Tuesday, January 18, 2022

The “sharing economy” is knocking on the doors of the future with a spirit of trust and monopoly concerns

Some describe the “sharing economy” as a pleasant term, and at a time when the businessmen who dominate the market buy, sell and rent, others in the sharing economy seek to facilitate things and build trust, as they put it.

Shared economy flag-bearers such as Uber Technologies Inc. and Airbnb Inc. provide easy and affordable access to products and services that would not otherwise be used without the burden of ownership.

Fans of these companies based on the sharing economy claim that it would bring social benefits, such as building society and achieving equality, while skeptics predict that it may lead to lower wages, raise the cost of homes, undermine health and safety rules, and expose women to harassment and insult. Harvard Business Review in 2015: “The sharing economy is far from participatory.”

current situation
The winners and losers from the sharing economy are beginning to emerge, and among the winners were companies working in the on-demand transport sector (which falls under the sharing economy) such as Uber, Lyft Inc, and Didi Chuxing. China and Airbnb are emerging to rent or share homes.

Most of the bizarre and absurd ideas in this field have been absent, and food delivery services companies such as Maple, Sprig, and SpoonRocket Inc, along with Washio Inc, have collapsed. Iron and clothes.

Meanwhile, the most successful firms based on this system (although they are still mostly losers) have avoided using the term “sharing economy” recently.

Uber, for its part, acknowledged nearly halving the time that full-time professional motorists spend behind the wheel. When it comes to financing, the sharing economy peaked in the third quarter of 2015, the year in which investors spent $ 8.3 billion on the economy based on on-demand services.

Uber maintained its lead in raising funds with more than $ 15 billion alone, and despite the public relations crisis it suffers from, the company that achieved $ 20 billion in bookings in total during 2017 still dominates most of the sector, and the matter is now suspended. Its CEO, Dara Khosrowshahi, the former CEO of Expedia Inc, must pull the company out of the impasse caused by ethical lapses.

Theme wallpaper
The idea of ​​a distinct economic system embodied in participation has emerged at least since the publication of an academic paper in 1978 on car sharing under the title “Community structure and cooperative consumption”. So what is new? They are smartphones.

The sharing economy escalated in 2008 when Apple Inc. introduced its own app store, which made it easy to secure a business partner within minutes. Then, in the same year, TaskRabbit Inc was founded and became one of the first companies to exist. On the sharing economy; To connect it between job seekers and others who wish to avoid doing housework, such as cleaning the tank of dead fish.
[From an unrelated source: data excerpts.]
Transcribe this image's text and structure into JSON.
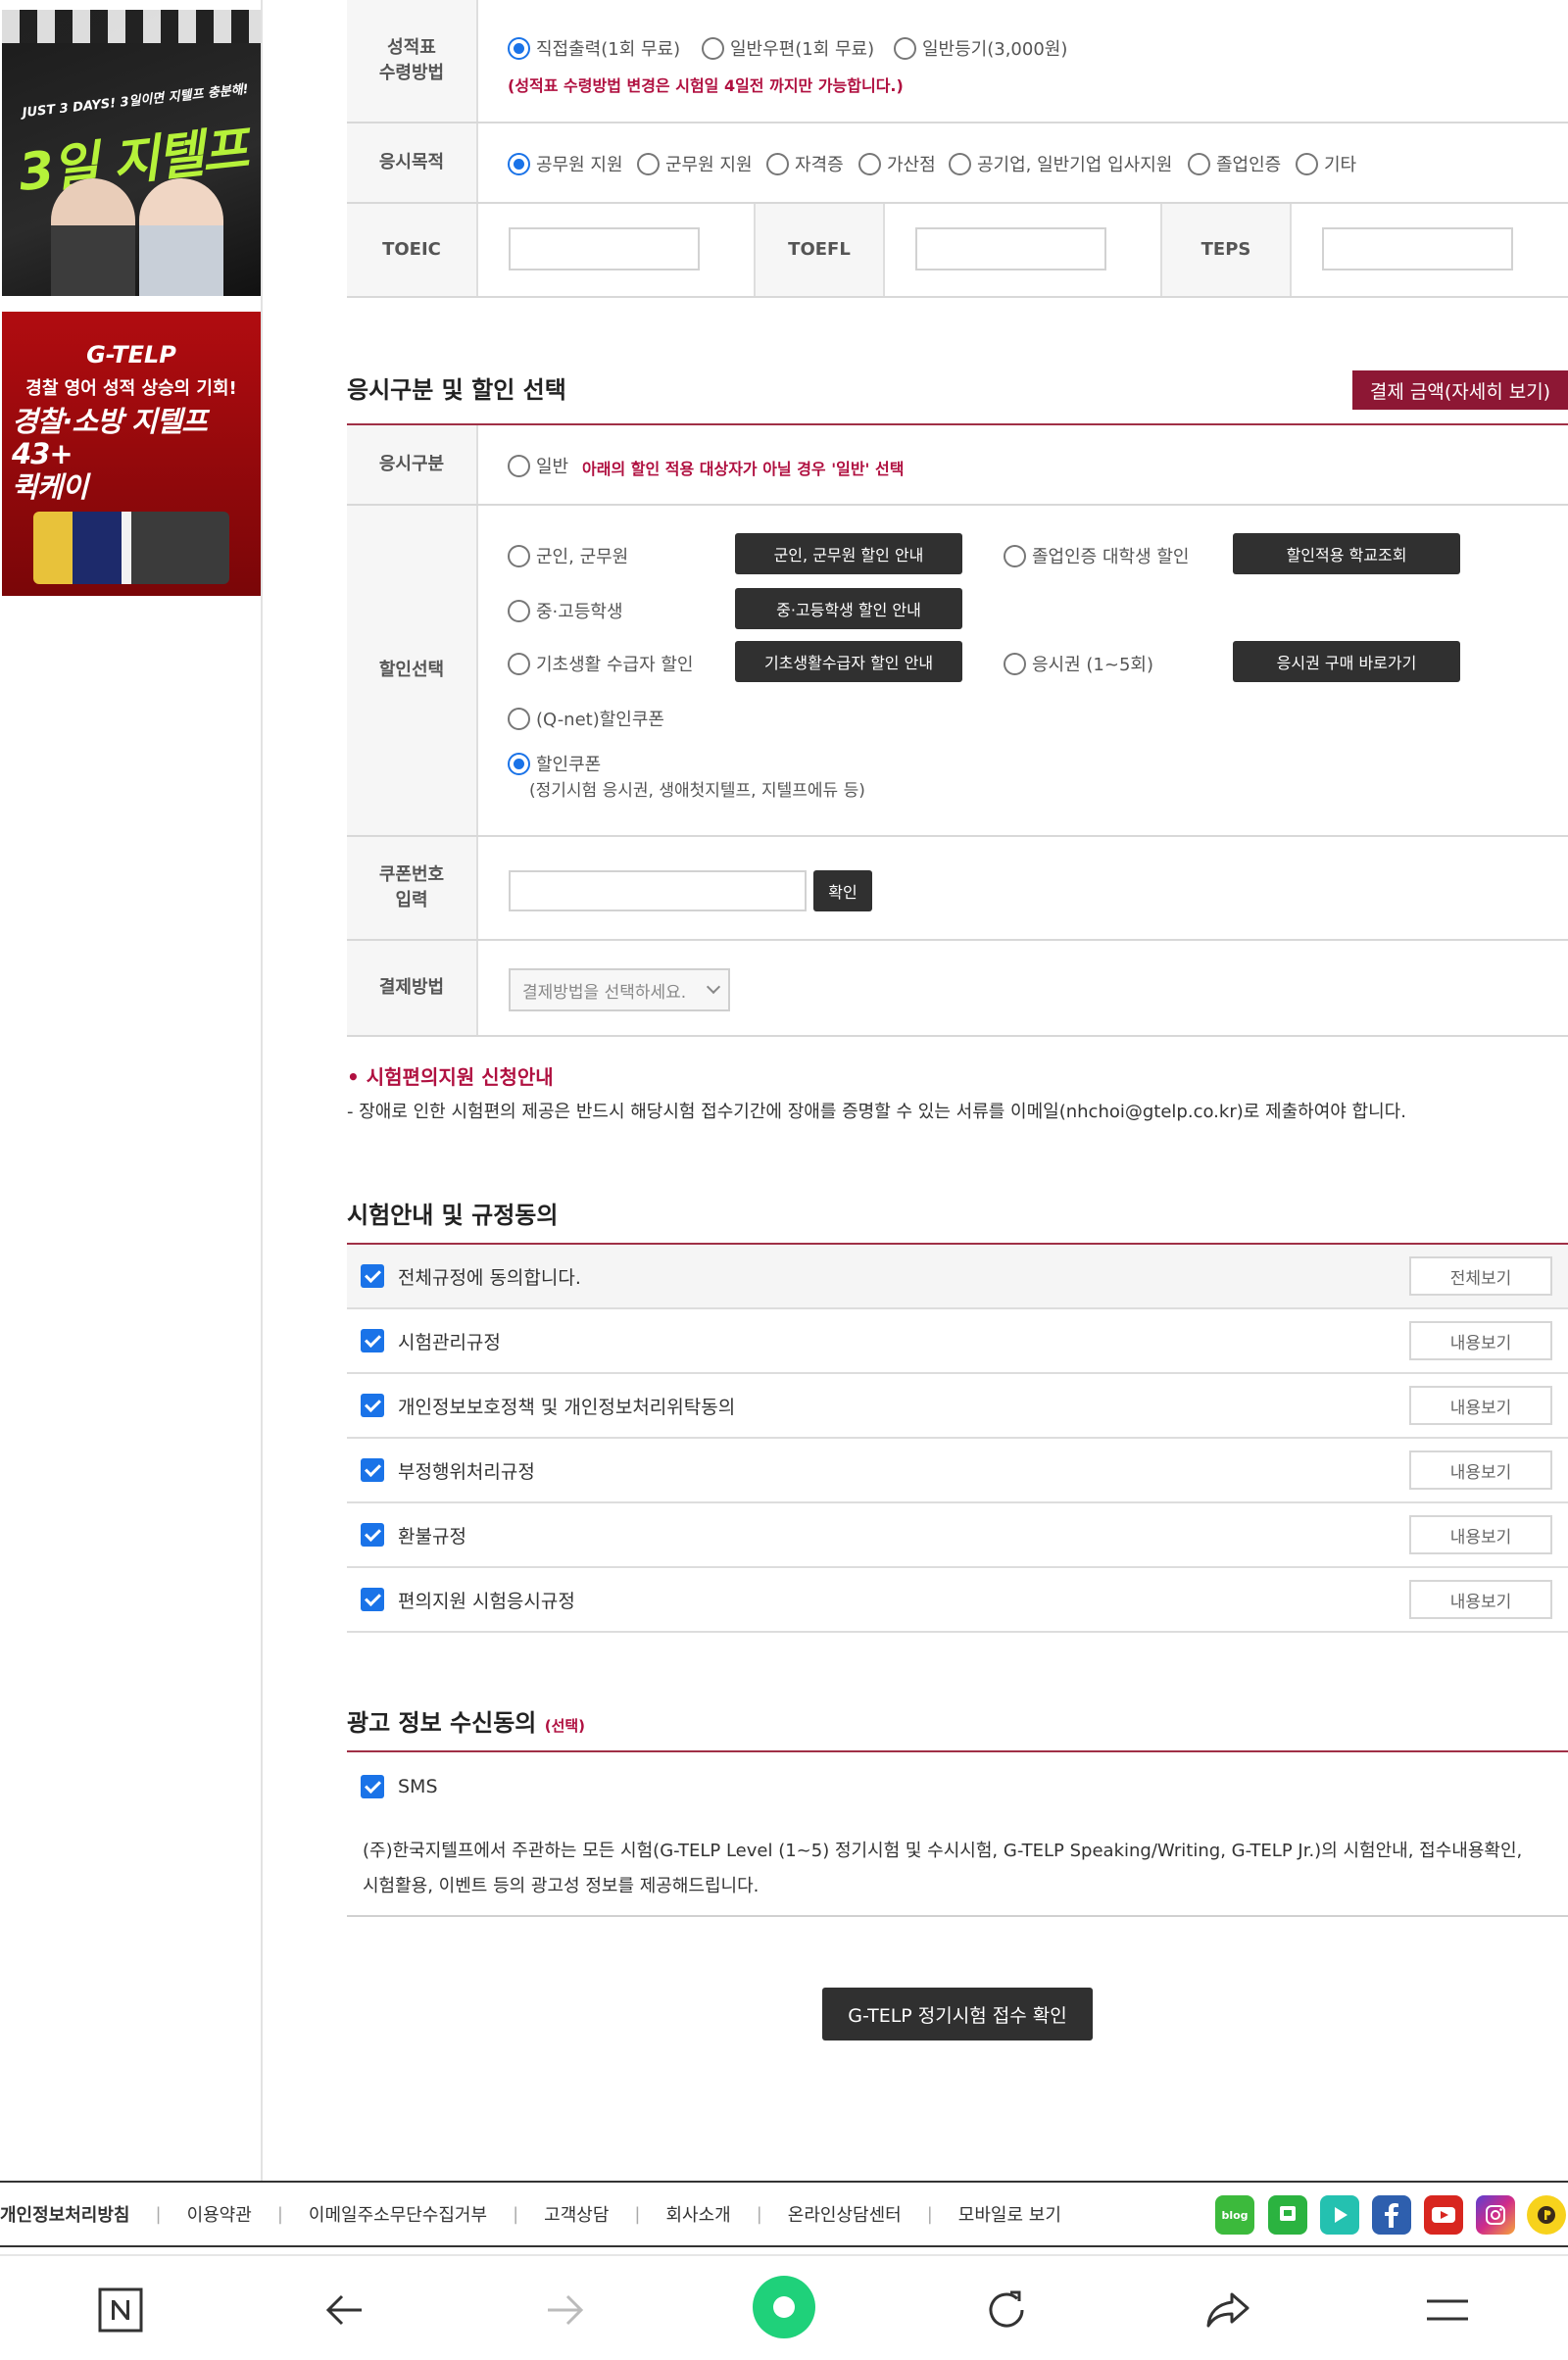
{
  "banners": {
    "b1_small": "JUST 3 DAYS! 3일이면 지텔프 충분해!",
    "b1_big": "3일 지텔프",
    "b2_logo": "G-TELP",
    "b2_sub": "경찰 영어 성적 상승의 기회!",
    "b2_big1": "경찰·소방 지텔프 43+",
    "b2_big2": "퀵케이"
  },
  "score_receipt": {
    "label_line1": "성적표",
    "label_line2": "수령방법",
    "options": [
      "직접출력(1회 무료)",
      "일반우편(1회 무료)",
      "일반등기(3,000원)"
    ],
    "selected": 0,
    "note": "(성적표 수령방법 변경은 시험일 4일전 까지만 가능합니다.)"
  },
  "purpose": {
    "label": "응시목적",
    "options": [
      "공무원 지원",
      "군무원 지원",
      "자격증",
      "가산점",
      "공기업, 일반기업 입사지원",
      "졸업인증",
      "기타"
    ],
    "selected": 0
  },
  "scores": {
    "toeic": "TOEIC",
    "toefl": "TOEFL",
    "teps": "TEPS"
  },
  "discount_section": {
    "title": "응시구분 및 할인 선택",
    "pay_button": "결제 금액(자세히 보기)",
    "type_label": "응시구분",
    "type_option": "일반",
    "type_note": "아래의 할인 적용 대상자가 아닐 경우 '일반' 선택",
    "discount_label": "할인선택",
    "opt_military": "군인, 군무원",
    "btn_military": "군인, 군무원 할인 안내",
    "opt_graduate": "졸업인증 대학생 할인",
    "btn_school": "할인적용 학교조회",
    "opt_student": "중·고등학생",
    "btn_student": "중·고등학생 할인 안내",
    "opt_welfare": "기초생활 수급자 할인",
    "btn_welfare": "기초생활수급자 할인 안내",
    "opt_voucher": "응시권 (1~5회)",
    "btn_voucher": "응시권 구매 바로가기",
    "opt_qnet": "(Q-net)할인쿠폰",
    "opt_coupon": "할인쿠폰",
    "coupon_desc": "(정기시험 응시권, 생애첫지텔프, 지텔프에듀 등)",
    "coupon_label_line1": "쿠폰번호",
    "coupon_label_line2": "입력",
    "confirm_btn": "확인",
    "pay_label": "결제방법",
    "pay_select": "결제방법을 선택하세요."
  },
  "convenience": {
    "title": "• 시험편의지원 신청안내",
    "text": "- 장애로 인한 시험편의 제공은 반드시 해당시험 접수기간에 장애를 증명할 수 있는 서류를 이메일(nhchoi@gtelp.co.kr)로 제출하여야 합니다."
  },
  "agreements": {
    "title": "시험안내 및 규정동의",
    "items": [
      {
        "label": "전체규정에 동의합니다.",
        "button": "전체보기"
      },
      {
        "label": "시험관리규정",
        "button": "내용보기"
      },
      {
        "label": "개인정보보호정책 및 개인정보처리위탁동의",
        "button": "내용보기"
      },
      {
        "label": "부정행위처리규정",
        "button": "내용보기"
      },
      {
        "label": "환불규정",
        "button": "내용보기"
      },
      {
        "label": "편의지원 시험응시규정",
        "button": "내용보기"
      }
    ]
  },
  "ads": {
    "title": "광고 정보 수신동의",
    "title_small": "(선택)",
    "sms": "SMS",
    "desc_line1": "(주)한국지텔프에서 주관하는 모든 시험(G-TELP Level (1~5) 정기시험 및 수시시험, G-TELP Speaking/Writing, G-TELP Jr.)의 시험안내, 접수내용확인,",
    "desc_line2": "시험활용, 이벤트 등의 광고성 정보를 제공해드립니다."
  },
  "submit_btn": "G-TELP 정기시험 접수 확인",
  "footer": {
    "links": [
      "개인정보처리방침",
      "이용약관",
      "이메일주소무단수집거부",
      "고객상담",
      "회사소개",
      "온라인상담센터",
      "모바일로 보기"
    ],
    "blog": "blog"
  },
  "icons": {
    "social": [
      "blog-icon",
      "naver-talk-icon",
      "play-icon",
      "facebook-icon",
      "youtube-icon",
      "instagram-icon",
      "kakao-icon"
    ],
    "nav": [
      "naver-n-icon",
      "back-arrow-icon",
      "forward-arrow-icon",
      "green-dot-icon",
      "refresh-icon",
      "share-icon",
      "menu-icon"
    ]
  },
  "colors": {
    "accent": "#8d1734",
    "check_blue": "#1a73e8",
    "note_red": "#b01040"
  }
}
Innovations such as computer systems available over the Internet and economic conditions have contributed to the expansion of this field, through the increase in the number of people looking for work in weak economic systems since the outbreak of the financial crisis. With the release of smartphones, it has become easier for companies to manage their workforce using advanced organization, logistics, and communications programs, in addition to monitoring workers’ performance through classification systems.

Ongoing controversy
Opponents of the sharing economy argue that it makes employees slaves due to their lack of access to health insurance or job security, in addition to what this type of transactions leads to exacerbating inequality, so that apartments that are “shared” in big cities, for example, are not available for long-term tenants, which leads to housing shortages and high rental rates.

At the same time, competitors – both hotel and taxi operators – are protesting against Silicon Valley startups using venture capital to subsidize costs, giving them an unfair advantage.

That may be the case for Uber, which in 2016 lost nearly $ 2.8 billion excluding its China operations, while Airbnb made a profit. Firms based on a sharing economy make it easier for low-wage workers to boost their wages so that they can make the best use of time and resources.

For example: Why do we establish a new hotel at a time when people have rooms that they can dispense with? And given that companies based on the sharing economy are subject to the regulatory authorities, they are like other companies. In this context, Airbnb settled a case with San Francisco and agreed to register hosts in New York State in a database, while Uber drivers are subject to excessive control in New York and London.

On the other hand, deals such as Uber’s merging of its operations in China with Chinese company Didi Chuxing and its armistice with Yandex NV in Russia raise the question of whether monopoly-sharing or monopoly-sharing is characteristic of Features of the future economy.